The movie, too, is a wonderful piece. Like the book, it does not sentimentalize the truth of cancer. It lets that truth stand for what it is; often unfair and ugly.

Green’s best “book-scenes” as well as his most affecting dialogue remain intact here. Woodley is good. There was never any doubt she would be. There is a heartfelt–but perhaps too short–performance by Laura Dern as the helicoptering mother of young Hazel Grace Lancaster.

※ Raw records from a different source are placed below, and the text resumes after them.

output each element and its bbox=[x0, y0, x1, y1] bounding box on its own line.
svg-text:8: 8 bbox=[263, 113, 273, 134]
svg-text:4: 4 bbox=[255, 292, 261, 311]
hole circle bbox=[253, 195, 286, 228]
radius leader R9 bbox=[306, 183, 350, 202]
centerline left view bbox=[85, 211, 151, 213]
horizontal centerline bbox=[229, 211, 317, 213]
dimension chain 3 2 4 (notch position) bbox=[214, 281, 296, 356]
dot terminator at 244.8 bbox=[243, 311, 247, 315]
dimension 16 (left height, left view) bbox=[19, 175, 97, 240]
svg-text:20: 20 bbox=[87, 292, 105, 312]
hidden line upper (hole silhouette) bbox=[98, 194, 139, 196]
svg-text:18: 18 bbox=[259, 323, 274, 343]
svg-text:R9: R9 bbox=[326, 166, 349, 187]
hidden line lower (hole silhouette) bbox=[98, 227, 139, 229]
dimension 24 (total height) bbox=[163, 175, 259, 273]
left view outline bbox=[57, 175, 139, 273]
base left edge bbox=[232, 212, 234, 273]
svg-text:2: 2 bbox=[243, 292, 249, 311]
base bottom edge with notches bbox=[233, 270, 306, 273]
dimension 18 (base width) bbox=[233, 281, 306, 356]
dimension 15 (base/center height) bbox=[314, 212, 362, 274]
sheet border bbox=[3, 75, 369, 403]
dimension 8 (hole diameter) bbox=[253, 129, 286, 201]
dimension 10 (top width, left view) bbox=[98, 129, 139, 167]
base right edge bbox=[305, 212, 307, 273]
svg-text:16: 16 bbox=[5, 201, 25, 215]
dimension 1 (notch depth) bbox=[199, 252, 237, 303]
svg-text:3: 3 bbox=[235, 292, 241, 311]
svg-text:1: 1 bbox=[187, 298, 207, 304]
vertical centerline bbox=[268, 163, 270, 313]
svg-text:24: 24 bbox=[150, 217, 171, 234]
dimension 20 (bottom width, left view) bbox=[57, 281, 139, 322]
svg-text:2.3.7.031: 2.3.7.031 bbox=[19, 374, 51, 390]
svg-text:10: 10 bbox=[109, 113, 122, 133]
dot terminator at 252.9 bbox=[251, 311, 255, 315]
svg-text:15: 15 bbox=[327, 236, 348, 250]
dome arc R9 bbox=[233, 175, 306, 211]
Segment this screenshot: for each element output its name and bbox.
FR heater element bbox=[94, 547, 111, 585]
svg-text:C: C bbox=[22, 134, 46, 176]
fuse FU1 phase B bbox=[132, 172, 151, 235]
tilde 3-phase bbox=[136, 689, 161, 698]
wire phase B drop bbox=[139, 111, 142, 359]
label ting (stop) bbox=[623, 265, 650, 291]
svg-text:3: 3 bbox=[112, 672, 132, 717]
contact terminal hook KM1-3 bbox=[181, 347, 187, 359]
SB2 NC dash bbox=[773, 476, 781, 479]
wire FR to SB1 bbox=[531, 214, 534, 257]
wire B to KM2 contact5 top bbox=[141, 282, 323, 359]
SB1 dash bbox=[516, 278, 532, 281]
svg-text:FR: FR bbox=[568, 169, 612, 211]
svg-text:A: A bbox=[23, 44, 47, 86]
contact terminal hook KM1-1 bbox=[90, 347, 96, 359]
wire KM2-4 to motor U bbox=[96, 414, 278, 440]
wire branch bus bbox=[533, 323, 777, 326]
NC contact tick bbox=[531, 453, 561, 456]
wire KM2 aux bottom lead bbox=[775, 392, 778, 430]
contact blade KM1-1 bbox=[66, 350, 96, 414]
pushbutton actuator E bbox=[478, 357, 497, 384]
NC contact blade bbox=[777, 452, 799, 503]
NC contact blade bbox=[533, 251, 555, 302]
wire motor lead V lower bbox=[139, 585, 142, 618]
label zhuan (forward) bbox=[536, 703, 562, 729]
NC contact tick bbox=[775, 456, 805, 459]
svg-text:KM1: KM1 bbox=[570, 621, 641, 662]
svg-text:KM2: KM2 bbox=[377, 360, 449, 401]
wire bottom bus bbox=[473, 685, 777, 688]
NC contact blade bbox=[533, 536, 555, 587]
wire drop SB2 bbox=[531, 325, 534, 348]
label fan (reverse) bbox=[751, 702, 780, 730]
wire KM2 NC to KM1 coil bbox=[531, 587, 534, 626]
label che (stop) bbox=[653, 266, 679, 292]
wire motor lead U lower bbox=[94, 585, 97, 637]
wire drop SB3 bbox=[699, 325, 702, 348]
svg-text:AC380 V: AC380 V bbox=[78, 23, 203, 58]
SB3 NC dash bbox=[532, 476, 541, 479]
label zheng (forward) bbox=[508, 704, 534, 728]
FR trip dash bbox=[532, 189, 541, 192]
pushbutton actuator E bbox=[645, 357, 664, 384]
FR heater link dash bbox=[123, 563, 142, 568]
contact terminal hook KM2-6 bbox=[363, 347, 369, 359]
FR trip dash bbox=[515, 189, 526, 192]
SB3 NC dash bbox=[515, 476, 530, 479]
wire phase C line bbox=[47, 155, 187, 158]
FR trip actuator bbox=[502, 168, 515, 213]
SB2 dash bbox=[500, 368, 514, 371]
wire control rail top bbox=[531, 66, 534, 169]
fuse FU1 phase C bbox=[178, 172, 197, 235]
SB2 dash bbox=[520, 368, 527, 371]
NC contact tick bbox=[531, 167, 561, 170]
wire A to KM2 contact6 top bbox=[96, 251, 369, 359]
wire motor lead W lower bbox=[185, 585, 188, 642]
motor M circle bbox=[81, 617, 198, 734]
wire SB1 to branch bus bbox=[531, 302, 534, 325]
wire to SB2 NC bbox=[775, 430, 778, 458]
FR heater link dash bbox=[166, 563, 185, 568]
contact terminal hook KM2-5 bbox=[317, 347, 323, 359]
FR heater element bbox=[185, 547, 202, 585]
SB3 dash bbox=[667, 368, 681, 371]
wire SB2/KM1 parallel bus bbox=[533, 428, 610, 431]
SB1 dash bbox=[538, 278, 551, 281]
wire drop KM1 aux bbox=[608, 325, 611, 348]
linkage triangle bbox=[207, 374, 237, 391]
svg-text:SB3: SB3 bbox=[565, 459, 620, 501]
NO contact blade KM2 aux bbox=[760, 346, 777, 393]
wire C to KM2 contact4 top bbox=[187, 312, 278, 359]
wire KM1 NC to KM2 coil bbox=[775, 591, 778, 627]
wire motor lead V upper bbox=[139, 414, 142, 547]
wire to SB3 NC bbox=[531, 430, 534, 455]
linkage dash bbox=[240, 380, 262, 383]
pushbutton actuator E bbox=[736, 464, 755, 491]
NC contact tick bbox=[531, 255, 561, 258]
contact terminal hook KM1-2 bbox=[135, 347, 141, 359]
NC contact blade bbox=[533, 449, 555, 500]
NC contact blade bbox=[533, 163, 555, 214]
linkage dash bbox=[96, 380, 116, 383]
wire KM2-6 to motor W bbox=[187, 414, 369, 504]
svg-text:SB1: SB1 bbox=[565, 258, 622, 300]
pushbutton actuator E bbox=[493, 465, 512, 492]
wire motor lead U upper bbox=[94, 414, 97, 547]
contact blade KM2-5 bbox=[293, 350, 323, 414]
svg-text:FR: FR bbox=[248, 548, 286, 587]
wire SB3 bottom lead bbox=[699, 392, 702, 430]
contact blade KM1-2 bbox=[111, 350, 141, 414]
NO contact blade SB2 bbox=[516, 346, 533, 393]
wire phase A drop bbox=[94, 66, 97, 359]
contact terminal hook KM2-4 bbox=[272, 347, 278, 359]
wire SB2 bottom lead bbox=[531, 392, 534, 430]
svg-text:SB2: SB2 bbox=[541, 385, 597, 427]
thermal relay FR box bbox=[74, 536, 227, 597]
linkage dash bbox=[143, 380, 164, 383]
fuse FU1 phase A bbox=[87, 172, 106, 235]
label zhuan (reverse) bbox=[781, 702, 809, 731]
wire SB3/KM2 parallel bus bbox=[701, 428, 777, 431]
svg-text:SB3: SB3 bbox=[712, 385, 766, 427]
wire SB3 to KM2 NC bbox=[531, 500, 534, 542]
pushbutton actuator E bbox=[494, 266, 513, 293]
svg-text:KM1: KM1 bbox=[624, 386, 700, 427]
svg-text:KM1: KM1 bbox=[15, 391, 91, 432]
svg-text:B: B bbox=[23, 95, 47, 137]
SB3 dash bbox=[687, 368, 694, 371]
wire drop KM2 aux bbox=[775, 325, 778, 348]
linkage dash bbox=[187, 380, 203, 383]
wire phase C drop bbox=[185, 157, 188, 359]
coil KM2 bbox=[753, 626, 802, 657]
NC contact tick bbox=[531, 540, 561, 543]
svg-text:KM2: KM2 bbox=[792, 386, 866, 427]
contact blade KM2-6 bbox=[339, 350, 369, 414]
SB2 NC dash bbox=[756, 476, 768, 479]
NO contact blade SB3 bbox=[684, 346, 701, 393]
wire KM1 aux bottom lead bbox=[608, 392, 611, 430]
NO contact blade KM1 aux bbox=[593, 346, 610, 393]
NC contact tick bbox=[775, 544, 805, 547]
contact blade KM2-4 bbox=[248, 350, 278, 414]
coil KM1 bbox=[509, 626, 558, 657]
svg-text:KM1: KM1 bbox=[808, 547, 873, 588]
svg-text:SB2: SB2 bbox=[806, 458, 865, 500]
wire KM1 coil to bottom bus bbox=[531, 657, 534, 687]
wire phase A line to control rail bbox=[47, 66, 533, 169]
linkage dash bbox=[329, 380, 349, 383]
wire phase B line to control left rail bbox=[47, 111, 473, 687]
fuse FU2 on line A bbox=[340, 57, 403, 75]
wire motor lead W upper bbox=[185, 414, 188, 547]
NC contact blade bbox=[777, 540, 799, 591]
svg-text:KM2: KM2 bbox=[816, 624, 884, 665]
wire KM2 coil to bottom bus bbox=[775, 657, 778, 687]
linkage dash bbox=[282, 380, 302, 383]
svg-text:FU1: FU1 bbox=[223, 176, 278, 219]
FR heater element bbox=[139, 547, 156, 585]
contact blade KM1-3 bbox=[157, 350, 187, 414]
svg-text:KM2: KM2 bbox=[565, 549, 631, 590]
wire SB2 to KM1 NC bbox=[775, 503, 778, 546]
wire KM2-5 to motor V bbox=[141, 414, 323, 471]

Elgort’s Gus is likable, at turns sardonic, always kind and affectionate toward our Hazel, always ready with a metaphor. The simple metaphor, more than his wit, and thankfully more than the cancer that took his leg, is what makes Gus who Gus is. You gotta love a guy willing to put a cancer stick between his lips but who refuses to light it, just to show his cancer who has the power.

I won’t give anything away. If you’ve read the book, you know what happens. If not, still see the movie. In fact, make sure you see it.

Is the movie better than the book? No, but it comes in a very close second. For reference, there are only two movies better than the books they came from, in my opinion. Those were Forrest Gump and Field Of Dreams.

The Fault In Our Stars, A Josh Boone Film, 125 mins, PG-13, 5 stars!